We live in modern societies that give little value to the inner world. Children are not encouraged to stay in contact with themselves. It’s no wonder to me that there are so many angry people. I know what that’s like. Forcing yourself to be spiritual is not the solution. You actually have to wade through the muck that has accumulated inside you before you begin to connect to the inner Universe. It’s there but it’s not accessible to anyone who has been walled off from their true thoughts and feelings.
Children keeping secrets of who they are to protect their parents from hearing about it become ignorant of themselves. Living that way makes for a meaningless life. It’s not surprising these people are full of rage. Trump brought these people out in the open and they are far more numerous than we realized.
We can’t just decide to be good people and love the world. We have to love and get to know our most intimate selves. We have to learn to stop hiding from ourselves. That takes the courage to befriend the so-called “shadow self.”

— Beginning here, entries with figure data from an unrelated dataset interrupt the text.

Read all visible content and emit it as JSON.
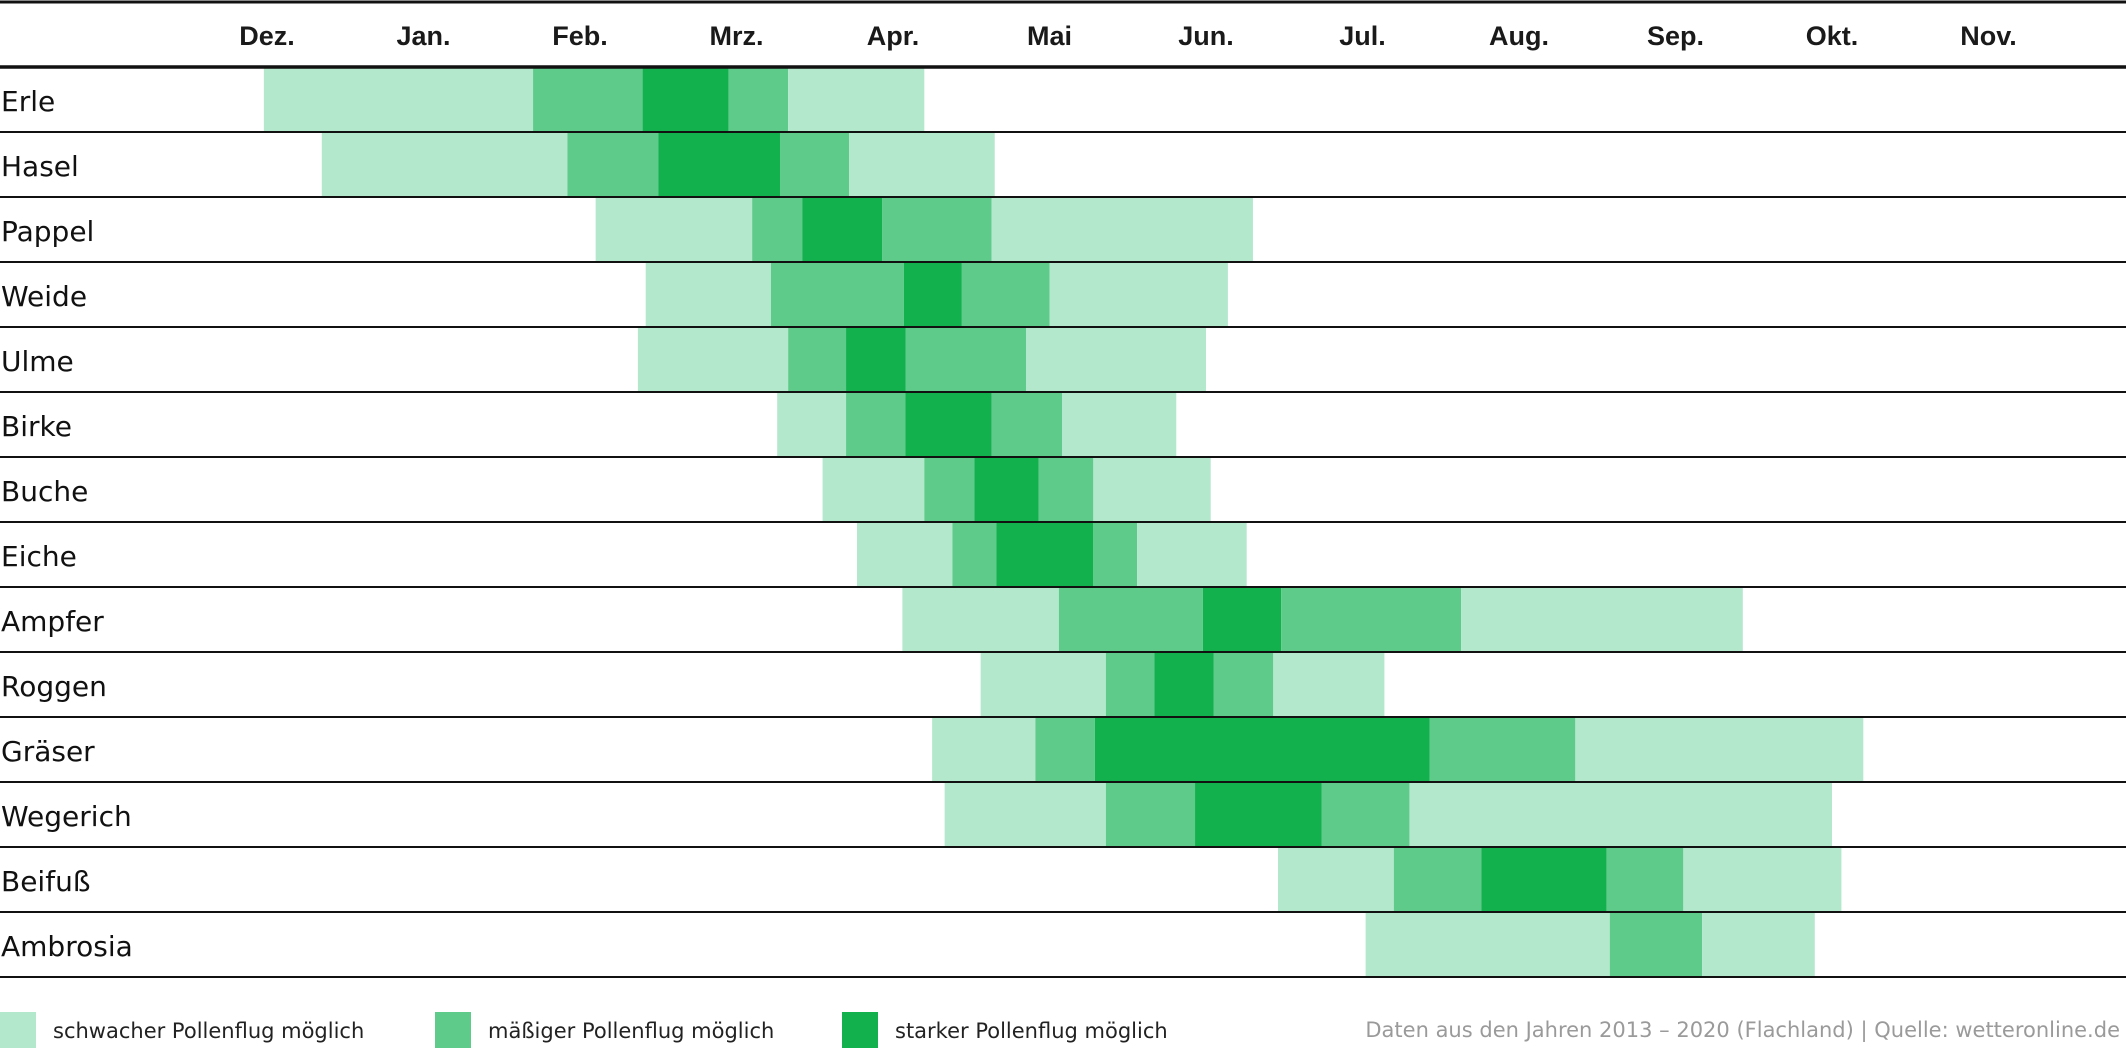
{
  "chart_data": {
    "type": "heatmap",
    "title": "",
    "months": [
      "Dez.",
      "Jan.",
      "Feb.",
      "Mrz.",
      "Apr.",
      "Mai",
      "Jun.",
      "Jul.",
      "Aug.",
      "Sep.",
      "Okt.",
      "Nov."
    ],
    "levels": [
      {
        "key": "weak",
        "label": "schwacher Pollenflug möglich",
        "color": "#b3e8cd"
      },
      {
        "key": "moderate",
        "label": "mäßiger Pollenflug möglich",
        "color": "#5fcb8a"
      },
      {
        "key": "strong",
        "label": "starker Pollenflug möglich",
        "color": "#13b04e"
      }
    ],
    "rows": [
      {
        "name": "Erle",
        "segments": [
          [
            -0.02,
            1.7,
            "weak"
          ],
          [
            1.7,
            2.4,
            "moderate"
          ],
          [
            2.4,
            2.95,
            "strong"
          ],
          [
            2.95,
            3.33,
            "moderate"
          ],
          [
            3.33,
            4.2,
            "weak"
          ]
        ]
      },
      {
        "name": "Hasel",
        "segments": [
          [
            0.35,
            1.92,
            "weak"
          ],
          [
            1.92,
            2.5,
            "moderate"
          ],
          [
            2.5,
            3.28,
            "strong"
          ],
          [
            3.28,
            3.72,
            "moderate"
          ],
          [
            3.72,
            4.65,
            "weak"
          ]
        ]
      },
      {
        "name": "Pappel",
        "segments": [
          [
            2.1,
            3.1,
            "weak"
          ],
          [
            3.1,
            3.42,
            "moderate"
          ],
          [
            3.42,
            3.93,
            "strong"
          ],
          [
            3.93,
            4.63,
            "moderate"
          ],
          [
            4.63,
            6.3,
            "weak"
          ]
        ]
      },
      {
        "name": "Weide",
        "segments": [
          [
            2.42,
            3.22,
            "weak"
          ],
          [
            3.22,
            4.07,
            "moderate"
          ],
          [
            4.07,
            4.44,
            "strong"
          ],
          [
            4.44,
            5.0,
            "moderate"
          ],
          [
            5.0,
            6.14,
            "weak"
          ]
        ]
      },
      {
        "name": "Ulme",
        "segments": [
          [
            2.37,
            3.33,
            "weak"
          ],
          [
            3.33,
            3.7,
            "moderate"
          ],
          [
            3.7,
            4.08,
            "strong"
          ],
          [
            4.08,
            4.85,
            "moderate"
          ],
          [
            4.85,
            6.0,
            "weak"
          ]
        ]
      },
      {
        "name": "Birke",
        "segments": [
          [
            3.26,
            3.7,
            "weak"
          ],
          [
            3.7,
            4.08,
            "moderate"
          ],
          [
            4.08,
            4.63,
            "strong"
          ],
          [
            4.63,
            5.08,
            "moderate"
          ],
          [
            5.08,
            5.81,
            "weak"
          ]
        ]
      },
      {
        "name": "Buche",
        "segments": [
          [
            3.55,
            4.2,
            "weak"
          ],
          [
            4.2,
            4.52,
            "moderate"
          ],
          [
            4.52,
            4.93,
            "strong"
          ],
          [
            4.93,
            5.28,
            "moderate"
          ],
          [
            5.28,
            6.03,
            "weak"
          ]
        ]
      },
      {
        "name": "Eiche",
        "segments": [
          [
            3.77,
            4.38,
            "weak"
          ],
          [
            4.38,
            4.66,
            "moderate"
          ],
          [
            4.66,
            5.28,
            "strong"
          ],
          [
            5.28,
            5.56,
            "moderate"
          ],
          [
            5.56,
            6.26,
            "weak"
          ]
        ]
      },
      {
        "name": "Ampfer",
        "segments": [
          [
            4.06,
            5.06,
            "weak"
          ],
          [
            5.06,
            5.98,
            "moderate"
          ],
          [
            5.98,
            6.48,
            "strong"
          ],
          [
            6.48,
            7.63,
            "moderate"
          ],
          [
            7.63,
            9.43,
            "weak"
          ]
        ]
      },
      {
        "name": "Roggen",
        "segments": [
          [
            4.56,
            5.36,
            "weak"
          ],
          [
            5.36,
            5.67,
            "moderate"
          ],
          [
            5.67,
            6.05,
            "strong"
          ],
          [
            6.05,
            6.43,
            "moderate"
          ],
          [
            6.43,
            7.14,
            "weak"
          ]
        ]
      },
      {
        "name": "Gräser",
        "segments": [
          [
            4.25,
            4.91,
            "weak"
          ],
          [
            4.91,
            5.29,
            "moderate"
          ],
          [
            5.29,
            7.43,
            "strong"
          ],
          [
            7.43,
            8.36,
            "moderate"
          ],
          [
            8.36,
            10.2,
            "weak"
          ]
        ]
      },
      {
        "name": "Wegerich",
        "segments": [
          [
            4.33,
            5.36,
            "weak"
          ],
          [
            5.36,
            5.93,
            "moderate"
          ],
          [
            5.93,
            6.74,
            "strong"
          ],
          [
            6.74,
            7.3,
            "moderate"
          ],
          [
            7.3,
            10.0,
            "weak"
          ]
        ]
      },
      {
        "name": "Beifuß",
        "segments": [
          [
            6.46,
            7.2,
            "weak"
          ],
          [
            7.2,
            7.76,
            "moderate"
          ],
          [
            7.76,
            8.56,
            "strong"
          ],
          [
            8.56,
            9.05,
            "moderate"
          ],
          [
            9.05,
            10.06,
            "weak"
          ]
        ]
      },
      {
        "name": "Ambrosia",
        "segments": [
          [
            7.02,
            8.58,
            "weak"
          ],
          [
            8.58,
            9.17,
            "moderate"
          ],
          [
            9.17,
            9.89,
            "weak"
          ]
        ]
      }
    ],
    "source": "Daten aus den Jahren 2013 – 2020 (Flachland) | Quelle: wetteronline.de"
  }
}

Not being listened to as a child is a violation of a child’s essential being, causing a sense of abandonment. Too many of us are furious orphans feeling isolated from everything, including ourselves. Killing is the only thing that some people can do to give themselves a feeling of aliveness. A culture that promotes this way of being is a danger to the planet.
America has gone so far down this road that turning back seems impossible. I don’t know if it actually is impossible, but if it isn’t it’s only because an aggregate number of us heal our cultural wound.
That’s the project of poets, of artists, of anyone who can still love living things.